La cuestión es que Keynes se ha convertido en el pensador recurrente para el populismo en tiempos de crisis, y todo aquello de incrementar la inversión pública en tiempos de depresión económica, en el camino a proponer. Aún a pesar de lo evidenciado tras la crisis de 2008 a nivel mundial.
La cuestión es que Áñez ha tirado de manual y ha propuesto un plan para acelerar la inversión pública en infraestructura, pero con el objetivo corto de reactivar el empleo. En concreto, Áñez habla de “crear” 600.000 empleos desde junio.
El plan de emergencia camina directo hacia el endeudamiento, del que se saldrá, si media el FMI, con devaluaciones y subidas de IVA, recetas que no sirvieron en Europa ni en Estados Unidos en la crisis de 2008
El plan es calcado a cualquiera de los que podía haber pergeñado el equipo económico del Gobierno de Evo Morales, que en 14 años nunca se preocupó de consolidar un tejido industrial productivo nacional y sí de tener a una gran cantidad de ciudadanos pendientes y dependientes de las migajas del Estado.
El plan, sin embargo, carece de una memoria económica que justifique o indique de dónde saldrá la inversión en un presupuesto que ya suma un 8% de déficit respecto al PIB. La crisis actual no es una de esas crisis cíclicas del capitalismo que describe la ortodoxia y para lo que se sugieren medidas de estímulo, sino una crisis motivada por un agente externo impredecible, y que no aparece después de un periodo de acumulación, sino, en particular en el caso de Bolivia, después de un largo periodo de ralentización.
El país atraviesa una situación controvertida: el precio del petróleo ha caído hasta límites nunca vistos, lo que reduce los ingresos, que además no se compensarán con la reducción de la importación merced a los espurios negocios que YPFB viene firmando con la importación de diésel ni los oportunistas contratos interrumpibles. Las Reservas Internacionales Netas tocaron límites y están para pocas alegrías, aunque el cierre de mercados que ha congelado la importación y la autorización de exportación de granos ha dado un respiro. Además, la recaudación ha desaparecido: los impuestos no se pagarán no por los aplazamientos, sino porque difícilmente habrá utilidades sobre las que declarar.
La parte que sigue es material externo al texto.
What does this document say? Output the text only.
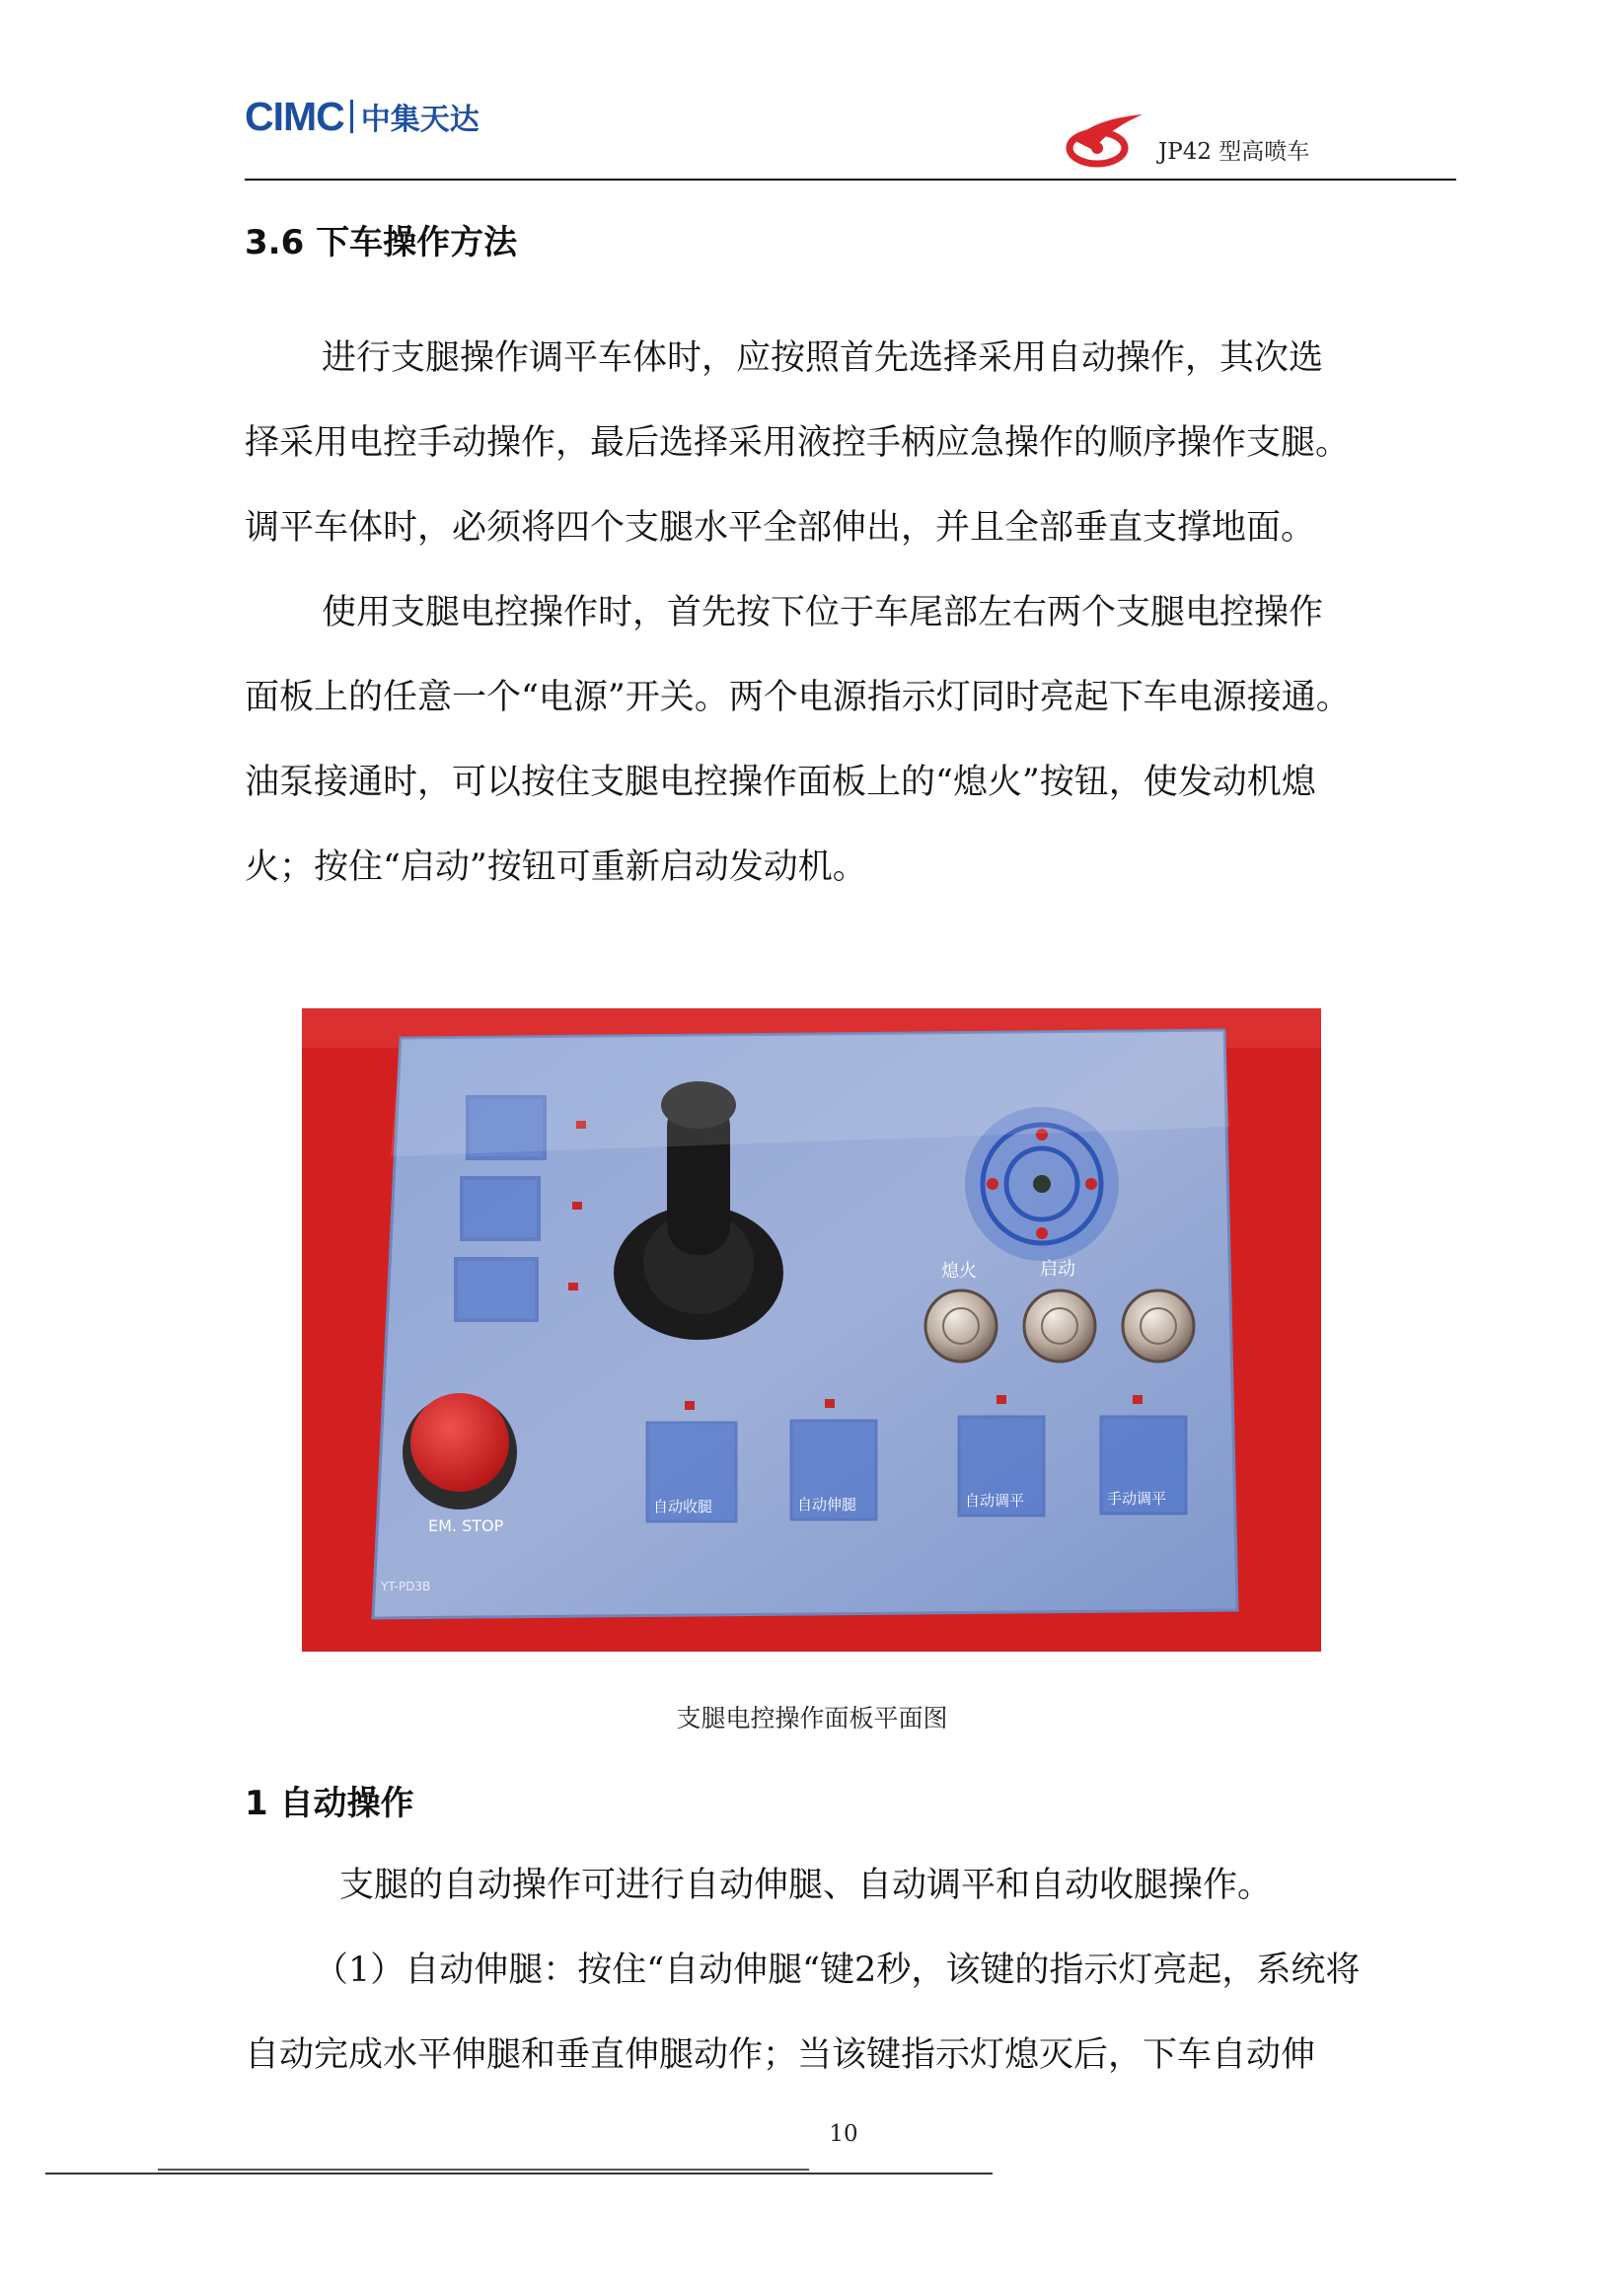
CIMC 中集天达
JP42 型高喷车
3.6 下车操作方法
进行支腿操作调平车体时，应按照首先选择采用自动操作，其次选
择采用电控手动操作，最后选择采用液控手柄应急操作的顺序操作支腿。
调平车体时，必须将四个支腿水平全部伸出，并且全部垂直支撑地面。
使用支腿电控操作时，首先按下位于车尾部左右两个支腿电控操作
面板上的任意一个“电源”开关。两个电源指示灯同时亮起下车电源接通。
油泵接通时，可以按住支腿电控操作面板上的“熄火”按钮，使发动机熄
火；按住“启动”按钮可重新启动发动机。
熄火	启动
EM. STOP
自动收腿	自动伸腿	自动调平	手动调平
YT-PD3B
支腿电控操作面板平面图
1 自动操作
支腿的自动操作可进行自动伸腿、自动调平和自动收腿操作。
（1）自动伸腿：按住“自动伸腿“键2秒，该键的指示灯亮起，系统将
自动完成水平伸腿和垂直伸腿动作；当该键指示灯熄灭后，下车自动伸
10
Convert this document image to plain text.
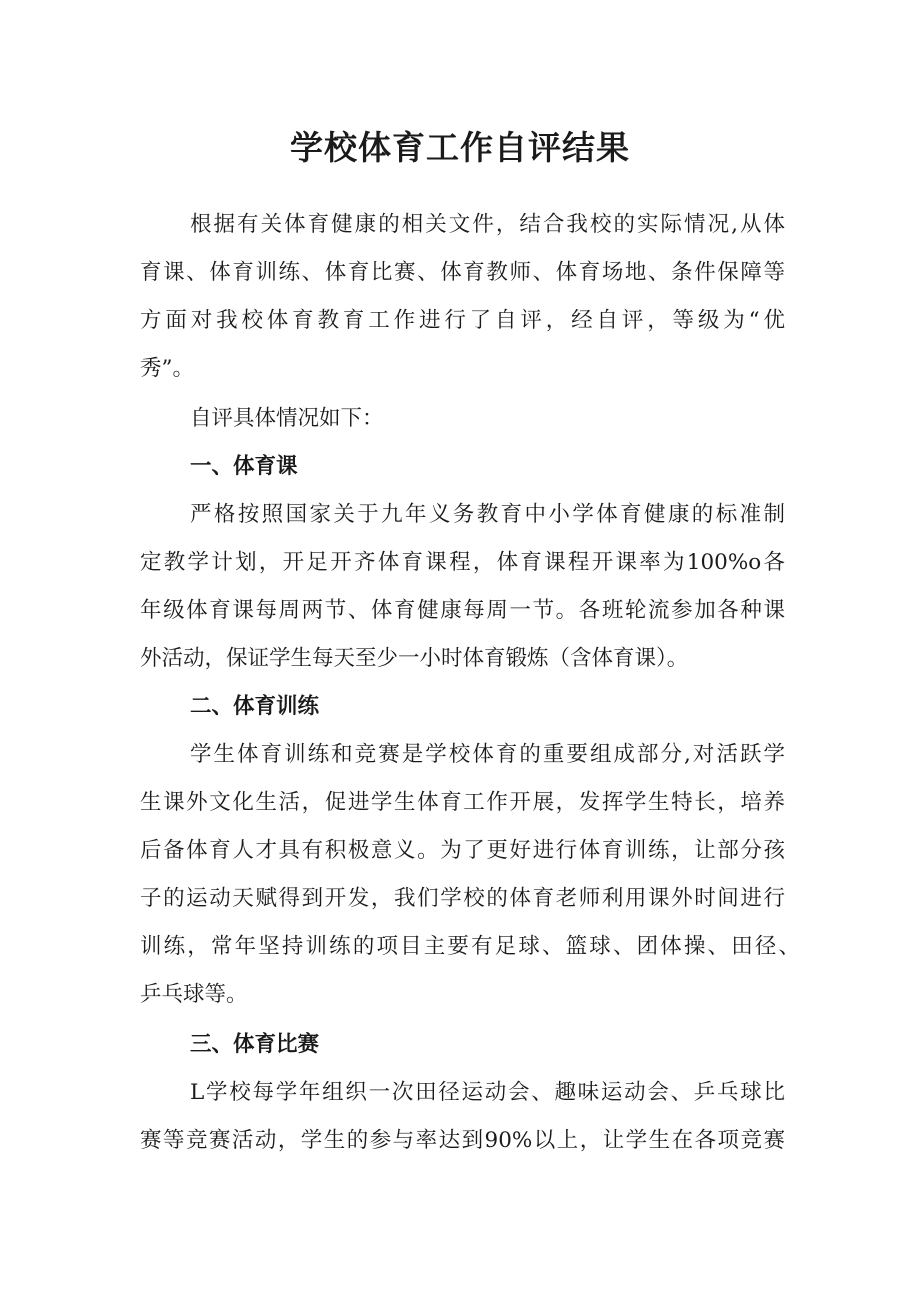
学校体育工作自评结果
根据有关体育健康的相关文件，结合我校的实际情况,从体
育课、体育训练、体育比赛、体育教师、体育场地、条件保障等
方面对我校体育教育工作进行了自评，经自评，等级为“优
秀”。
自评具体情况如下：
一、体育课
严格按照国家关于九年义务教育中小学体育健康的标准制
定教学计划，开足开齐体育课程，体育课程开课率为100%o各
年级体育课每周两节、体育健康每周一节。各班轮流参加各种课
外活动，保证学生每天至少一小时体育锻炼（含体育课）。
二、体育训练
学生体育训练和竞赛是学校体育的重要组成部分,对活跃学
生课外文化生活，促进学生体育工作开展，发挥学生特长，培养
后备体育人才具有积极意义。为了更好进行体育训练，让部分孩
子的运动天赋得到开发，我们学校的体育老师利用课外时间进行
训练，常年坚持训练的项目主要有足球、篮球、团体操、田径、
乒乓球等。
三、体育比赛
L学校每学年组织一次田径运动会、趣味运动会、乒乓球比
赛等竞赛活动，学生的参与率达到90%以上，让学生在各项竞赛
El plan de emergencia camina directo hacia el endeudamiento, del que se saldrá, si media el FMI y el BM, con devaluaciones y subidas de IVA, recetas que no sirvieron en Europa ni en Estados Unidos en la crisis de 2008 ni son las que se están aplicando ahora, más allá de alguna idea peregrina de “nuevo Plan Marshal l”.
Todos los países han apostado por apuntalar la empresa nacional con medidas de todo tipo, salvando el empleo con transferencias directas y otros mecanismos efectivos y directos, no confiando en que el virtuosismo del mercado salvará la situación, algo que ya quedó patente en los tiempos recientes.
La crisis médica y la sanitaria van en serio. Es hora de que el Gobierno también se lo tome en serio.